What is Escheat?

Legal Definition
Escheat /sˈt/ is a common law doctrine that transfers the property of a person who dies without heirs to the crown or state. It serves to ensure that property is not left in "limbo" without recognized ownership. It originally applied to a number of situations where a legal interest in land was destroyed by operation of law, so that the ownership of the land reverted to the immediately superior feudal lord.
-- Wikipedia
Legal Definition
Title to lands. According to the English law, escheat denotes an obstruction of the course of descent, and a consequent determination of the tenure, by some unforeseen contingency; in which case the land naturally results back, by a kind of reversion, to the original grantor, or lord of the fee.. 2 Bl. Com. 244.

2. All escheats, under the English law, are declared to be strictly feudal, and to import the extinction of tenure. Wright on Ten. 115 to 117; 1 Wm. Bl. R. 123.
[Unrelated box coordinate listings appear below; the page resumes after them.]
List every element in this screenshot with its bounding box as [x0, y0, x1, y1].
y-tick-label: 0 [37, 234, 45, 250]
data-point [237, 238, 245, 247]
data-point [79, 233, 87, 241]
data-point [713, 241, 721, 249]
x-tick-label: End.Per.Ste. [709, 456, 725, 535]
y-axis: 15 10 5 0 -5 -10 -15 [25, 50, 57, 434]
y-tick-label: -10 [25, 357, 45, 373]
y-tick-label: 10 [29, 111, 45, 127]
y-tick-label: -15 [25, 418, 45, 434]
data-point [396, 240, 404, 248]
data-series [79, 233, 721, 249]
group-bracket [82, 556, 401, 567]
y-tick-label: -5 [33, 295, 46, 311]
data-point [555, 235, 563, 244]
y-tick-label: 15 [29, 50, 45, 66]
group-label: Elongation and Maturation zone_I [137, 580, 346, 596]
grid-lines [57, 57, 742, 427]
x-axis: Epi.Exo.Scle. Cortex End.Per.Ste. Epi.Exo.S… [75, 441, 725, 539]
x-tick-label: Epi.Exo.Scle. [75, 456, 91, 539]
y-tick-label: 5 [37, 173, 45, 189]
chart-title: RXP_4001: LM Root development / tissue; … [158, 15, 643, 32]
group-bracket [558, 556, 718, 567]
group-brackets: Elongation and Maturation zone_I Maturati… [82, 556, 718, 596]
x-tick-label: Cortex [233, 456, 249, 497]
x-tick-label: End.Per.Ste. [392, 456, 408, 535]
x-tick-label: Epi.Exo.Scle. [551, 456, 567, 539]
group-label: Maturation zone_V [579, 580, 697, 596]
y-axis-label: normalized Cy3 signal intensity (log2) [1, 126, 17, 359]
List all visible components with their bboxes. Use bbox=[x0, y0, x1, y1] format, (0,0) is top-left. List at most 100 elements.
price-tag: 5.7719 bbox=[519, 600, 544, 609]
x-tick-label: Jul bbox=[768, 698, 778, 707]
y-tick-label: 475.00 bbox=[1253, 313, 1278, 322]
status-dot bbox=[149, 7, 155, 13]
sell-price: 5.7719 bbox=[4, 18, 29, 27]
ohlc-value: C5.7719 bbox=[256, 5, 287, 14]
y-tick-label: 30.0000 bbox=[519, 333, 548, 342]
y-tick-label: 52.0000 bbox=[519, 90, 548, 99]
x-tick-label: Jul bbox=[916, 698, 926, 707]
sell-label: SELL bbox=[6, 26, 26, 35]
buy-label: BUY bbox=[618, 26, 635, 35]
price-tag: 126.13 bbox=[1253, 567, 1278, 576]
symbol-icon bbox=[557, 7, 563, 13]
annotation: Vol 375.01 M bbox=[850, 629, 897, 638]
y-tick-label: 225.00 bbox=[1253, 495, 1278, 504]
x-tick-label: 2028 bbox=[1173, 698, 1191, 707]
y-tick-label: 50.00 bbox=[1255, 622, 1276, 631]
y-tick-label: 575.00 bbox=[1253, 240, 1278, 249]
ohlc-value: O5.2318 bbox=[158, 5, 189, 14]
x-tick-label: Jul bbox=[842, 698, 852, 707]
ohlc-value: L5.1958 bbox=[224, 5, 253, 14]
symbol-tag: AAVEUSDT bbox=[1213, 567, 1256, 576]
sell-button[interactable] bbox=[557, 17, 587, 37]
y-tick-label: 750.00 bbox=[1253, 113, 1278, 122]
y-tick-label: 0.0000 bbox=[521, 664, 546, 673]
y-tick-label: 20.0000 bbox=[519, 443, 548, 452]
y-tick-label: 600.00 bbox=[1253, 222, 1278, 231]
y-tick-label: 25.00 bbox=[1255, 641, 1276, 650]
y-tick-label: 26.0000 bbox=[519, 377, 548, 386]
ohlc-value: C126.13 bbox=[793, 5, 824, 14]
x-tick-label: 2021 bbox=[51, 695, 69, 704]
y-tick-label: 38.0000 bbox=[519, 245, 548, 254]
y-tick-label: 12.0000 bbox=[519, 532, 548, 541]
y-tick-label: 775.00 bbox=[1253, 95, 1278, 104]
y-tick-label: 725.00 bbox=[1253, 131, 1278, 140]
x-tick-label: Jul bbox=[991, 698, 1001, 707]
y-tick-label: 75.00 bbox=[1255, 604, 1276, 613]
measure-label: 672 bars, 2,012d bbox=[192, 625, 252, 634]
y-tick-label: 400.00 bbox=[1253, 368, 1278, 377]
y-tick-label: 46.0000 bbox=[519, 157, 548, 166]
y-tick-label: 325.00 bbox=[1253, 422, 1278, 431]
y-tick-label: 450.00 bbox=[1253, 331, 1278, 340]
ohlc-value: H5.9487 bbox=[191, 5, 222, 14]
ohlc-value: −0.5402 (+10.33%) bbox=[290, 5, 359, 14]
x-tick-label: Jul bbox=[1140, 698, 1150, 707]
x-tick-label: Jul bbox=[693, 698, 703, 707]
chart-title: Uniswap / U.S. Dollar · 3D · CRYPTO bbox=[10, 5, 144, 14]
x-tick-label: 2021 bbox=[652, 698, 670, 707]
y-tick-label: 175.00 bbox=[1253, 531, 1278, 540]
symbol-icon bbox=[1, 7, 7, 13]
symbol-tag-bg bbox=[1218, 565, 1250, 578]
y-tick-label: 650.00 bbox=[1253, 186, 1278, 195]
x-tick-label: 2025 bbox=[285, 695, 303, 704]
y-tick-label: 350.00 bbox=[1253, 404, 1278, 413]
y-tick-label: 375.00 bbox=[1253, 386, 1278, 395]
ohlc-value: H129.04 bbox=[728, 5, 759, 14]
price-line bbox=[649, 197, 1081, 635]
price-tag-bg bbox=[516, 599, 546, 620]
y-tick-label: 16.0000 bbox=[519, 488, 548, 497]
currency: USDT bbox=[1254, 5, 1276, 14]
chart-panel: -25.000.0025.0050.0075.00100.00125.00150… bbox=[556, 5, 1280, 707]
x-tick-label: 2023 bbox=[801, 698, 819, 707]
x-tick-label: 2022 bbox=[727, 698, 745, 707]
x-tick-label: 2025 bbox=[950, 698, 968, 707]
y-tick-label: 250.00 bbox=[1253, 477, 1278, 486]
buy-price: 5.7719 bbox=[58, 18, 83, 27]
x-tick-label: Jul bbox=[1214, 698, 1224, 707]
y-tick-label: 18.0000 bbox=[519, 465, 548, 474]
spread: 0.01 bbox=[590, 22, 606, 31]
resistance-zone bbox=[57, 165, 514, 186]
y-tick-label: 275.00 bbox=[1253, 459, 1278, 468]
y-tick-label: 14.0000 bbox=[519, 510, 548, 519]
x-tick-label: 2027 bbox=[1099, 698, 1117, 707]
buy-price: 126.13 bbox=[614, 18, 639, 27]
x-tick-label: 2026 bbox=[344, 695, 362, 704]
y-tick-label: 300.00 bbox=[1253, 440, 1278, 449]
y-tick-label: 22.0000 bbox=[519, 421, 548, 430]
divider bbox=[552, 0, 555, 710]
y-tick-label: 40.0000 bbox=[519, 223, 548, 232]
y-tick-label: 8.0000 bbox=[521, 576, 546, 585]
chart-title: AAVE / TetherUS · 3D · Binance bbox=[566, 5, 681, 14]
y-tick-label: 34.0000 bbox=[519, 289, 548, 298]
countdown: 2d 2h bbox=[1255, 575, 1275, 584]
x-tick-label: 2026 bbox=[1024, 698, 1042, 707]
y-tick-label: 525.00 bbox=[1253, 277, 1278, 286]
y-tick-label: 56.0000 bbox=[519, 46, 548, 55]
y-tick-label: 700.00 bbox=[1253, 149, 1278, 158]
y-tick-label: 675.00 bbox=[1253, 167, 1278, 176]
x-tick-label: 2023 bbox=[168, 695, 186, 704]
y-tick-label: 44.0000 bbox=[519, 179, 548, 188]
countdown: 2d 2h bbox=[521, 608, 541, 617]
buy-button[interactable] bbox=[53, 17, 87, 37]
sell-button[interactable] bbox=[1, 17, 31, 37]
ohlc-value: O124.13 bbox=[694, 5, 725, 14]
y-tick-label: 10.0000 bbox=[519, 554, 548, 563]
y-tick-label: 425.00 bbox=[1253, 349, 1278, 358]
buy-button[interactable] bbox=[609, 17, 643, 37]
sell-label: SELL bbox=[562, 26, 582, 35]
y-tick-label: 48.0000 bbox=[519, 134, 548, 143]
3. But as the feudal tenures do not exist in this country, there are no private persons who succeed to the inheritance by escheat. The state steps in, in the place of the feudal lord, by virtue of its sovereignty, as the original and ultimate proprietor of all the lands within its jurisdiction. 4 Kent, Com. 420. It seems to be the universal rule of civilized society, that when the-deceased owner has left no heirs, it should vest in the public, and be at the disposal of the government. Code, 10, 10, 1; Domat, Droit Pub. liv. 1, t. 6, s. 3, n. 1. Vide 10 Vin. Ab. 139; 1 Bro. Civ. Law, 250; 1 Swift's Dig. 156; 2 Tuck. Blacks. 244, 245, n.; 5 Binn. R. 375; 3 Dane's Ab. 140, sect. 24; Jones on Land Office Titles in Penna. 5, 6, 93. For the rules of the Roman Civil Law, see Code Justinian, book 10.
-- Bouviers Law Dictionary
Legal Definition
In feudal law. Escheat is an obstruction of the course of descent, and consequent determination of the tenure, by some unforeseen contingency, in which case the land naturally results back, by a kind of reversion, to the original grantor or lord of the fee. 2 Bl. Comm. 15; Wallace v. Harm-stad, 44 Pa. 501; Marshall v. Lovdass, 1 N. C. 445. ' It is the casual descent, in the nature of forfeiture, of lands and tenements within his manor, to a lord, either on failure of issue of the tenant dying seised or on account of the felony of such tenant. Jacob. Also the land or fee itself, which thus fell back to the lord. Such lands were called "excadentim," or "terrae excadentiales." Fleta, lib. 6, c. 1; Ch Litt. 13a. In American law. Escheat signifies a reversion of property to the state in consequence of a want of any individual competent to inherit. The state is deemed to occupy the place and hold the rights of the feudal lord. See 4 Kent, Comm. 423, 424. Hughes v. State, 41 Tex. 17; Crane v. Reeder, 21 Mich. 70, 4 Am. Rep. 430; Civ. Code Ga. 1895, § 3575. "Escheat at feudal law was the right of the lord of a fee to re-enter upon the same when it became vacant by the extinction of the blood of the tenant. This extinction might either be per defectum sanguinis or else per delictum tenentis, where the course of descent was broken by the corruption of the blood of the tenant. As a fee might be holden either of the crown or from some inferior lord, the escheat was not always to the crown. The word 'escheat,' in this country, at the present time, merely indicates the preferable right of the state to an estate left vacant, and without there being any one in existence able to make claim thereto." 29 Am. Dec. 232, note.
See also
-- Black's Law Dictionary
Legal Definition
The reversion of title to the lord upon failure of heirs of the tenant to inherit; the reversion of land to the state upon failure of heirs. See 12 L. R. A. 529, note.
-- Ballentine's Law Dictionary
Legal Definition
The passing of an interest in land to the state when a decedent has no heirs or devisees.